2. Request medical attention as soon as possible. Remember, you are NOT required to see a company doctor. Company doctors are employed by your boss and are not on your side. All too often, these hired guns will tell you to simply take on over-the-counter anti-inflammatory and then tell you to return to work in a couple of days.
3. Gather contact information for any witnesses to your accident.
4. Take photographs of the accident site and of any other conditions present onboard the vessel that contributed to your injury.
5. Make sure not to sign anything until you have spoken with an Experienced Jones Act lawyer!
This is extremely important, as vessel owners and their “claims reps” will often try to get you to sign waivers that prevent you from being able to recover the damages that you’d otherwise be entitled to. Don’t give your employer a chance to avoid paying.
Maintenance and Cure
Under the Jones Act, seamen are entitled to specific, no-fault benefits in the event that they are injured or become ill while in the service of their vessel. These benefits are commonly known as “maintenance and cure”.

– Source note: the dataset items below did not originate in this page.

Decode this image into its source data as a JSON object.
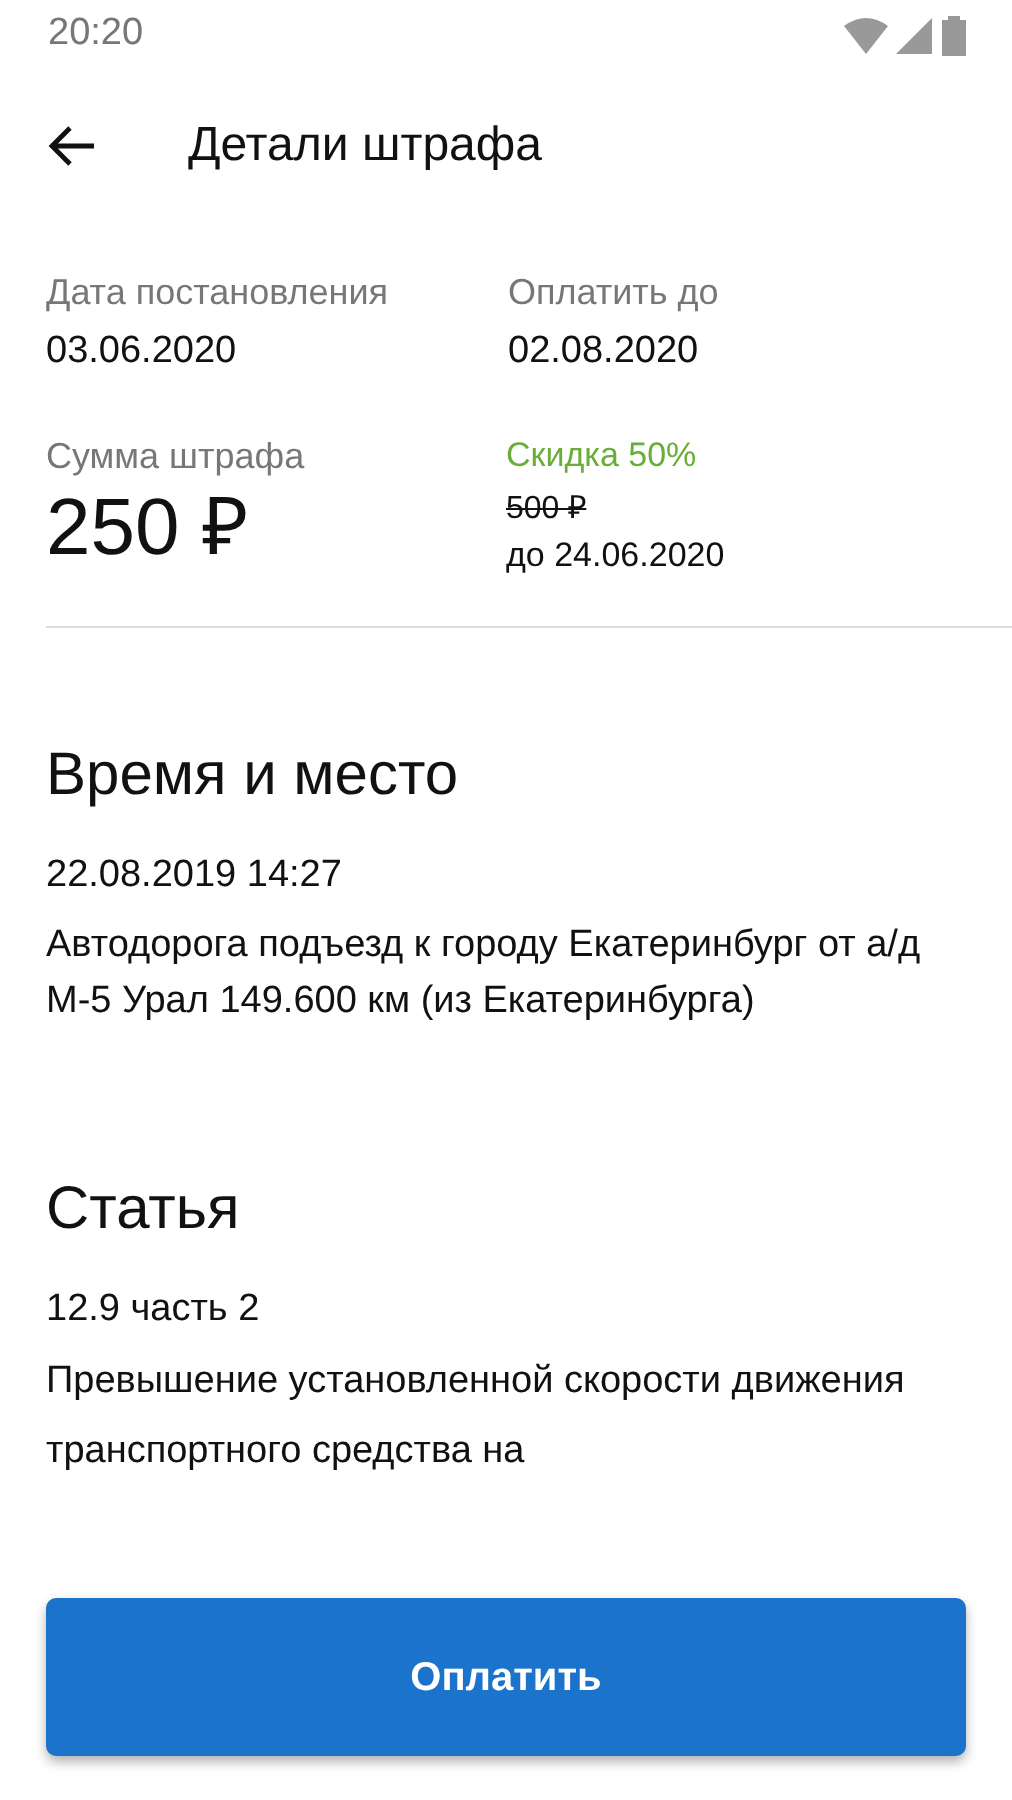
{
  "status_bar": {
    "time": "20:20"
  },
  "header": {
    "title": "Детали штрафа"
  },
  "dates": [
    {
      "label": "Дата постановления",
      "value": "03.06.2020"
    },
    {
      "label": "Оплатить до",
      "value": "02.08.2020"
    }
  ],
  "amount": {
    "label": "Сумма штрафа",
    "value": "250 ₽"
  },
  "discount": {
    "label": "Скидка 50%",
    "old_amount": "500 ₽",
    "until": "до 24.06.2020"
  },
  "time_place": {
    "title": "Время и место",
    "datetime": "22.08.2019 14:27",
    "address": "Автодорога подъезд к городу Екатеринбург от а/д М-5 Урал 149.600 км (из Екатеринбурга)"
  },
  "article": {
    "title": "Статья",
    "number": "12.9 часть 2",
    "description": "Превышение установленной скорости движения транспортного средства на"
  },
  "pay_button": {
    "label": "Оплатить"
  }
}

Vessel Owners are obligated to provide maintenance and cure benefits to any seaman who becomes injured or ill while working onboard the vessel, regardless of who is at fault. If maintenance and cure payments are wrongfully denied by your employer, you have the right to sue for punitive damages, a form of damages designed to punish vessel owners (and their insurers) who refuse to comply with their maintenance and cure obligations.
Maintenance: the amount of money paid to a seaman for each day that he is unable to work because of an injury or illness.
The amounts range from $10 up to $35 per day. The money is meant to cover reasonable living expenses, like room and board, until the seaman has recovered enough to return to work. While the amount is staggeringly low by today’s standards, it is still better than not receiving any money at all. While some companies may offer to pay more than this rate, they typically attach strings, including a demand that you give up your right to sue in exchange for the extra money. Contact a knowledgeable Jones Act lawyer before you agree to anything.
Cure: this refers to the vessel owner’s duty to pay any medical costs incurred by an ill or injured seaman until he or she reaches maximum medical improvement (MMI).
Maximum Medical Improvement: a seaman is considered to have reached “MMI” when he or she is at the point where additional medical treatment will not cure or correct the injury or condition.
The implied warranty of seaworthiness protects seamen from dangerous conditions present onboard vessels. This warranty arises out of the ship itself and only applies against the owner of that particular vessel. The implied warranty of seaworthiness allows an injured seaman to hold the vessel owner liable for any dangerous condition that contributed to that injury. These dangerous conditions, like faulty equipment, missing safety gear or slippery deck surfaces, can be enough to support a finding of unseaworthiness.
Statute of Limitations
Generally, the statute of limitations for a Jones Act claim is three (3) years from the date the injury took place. One exception to this rule applies to any vessel associated with the United States government. If your claim involves a vessel that is owned by, operated by or under contract to the U.S. government, it is likely that you will have a much shorter time period to file your claim under the Act.
If you have suffered an injury while working at sea, you must take immediate control of your situation. Do not expect your employer to help you. Even if your boss does cover maintenance (living expenses) and cure (medical expenses) as he is legally obligated to do, you may still be entitled to additional damages due to the unseaworthiness of the vessel or the negligence of others in causing your injury. In the wake of an accident, it is absolutely essential that you contact an experienced maritime accident lawyer to determine your options.
Three years may seem like a long time, but in reality it is never a good idea to wait to file. The sooner you contact an experienced maritime injury lawyer, the better off you will be. Remember, maritime employers count on you not knowing the law.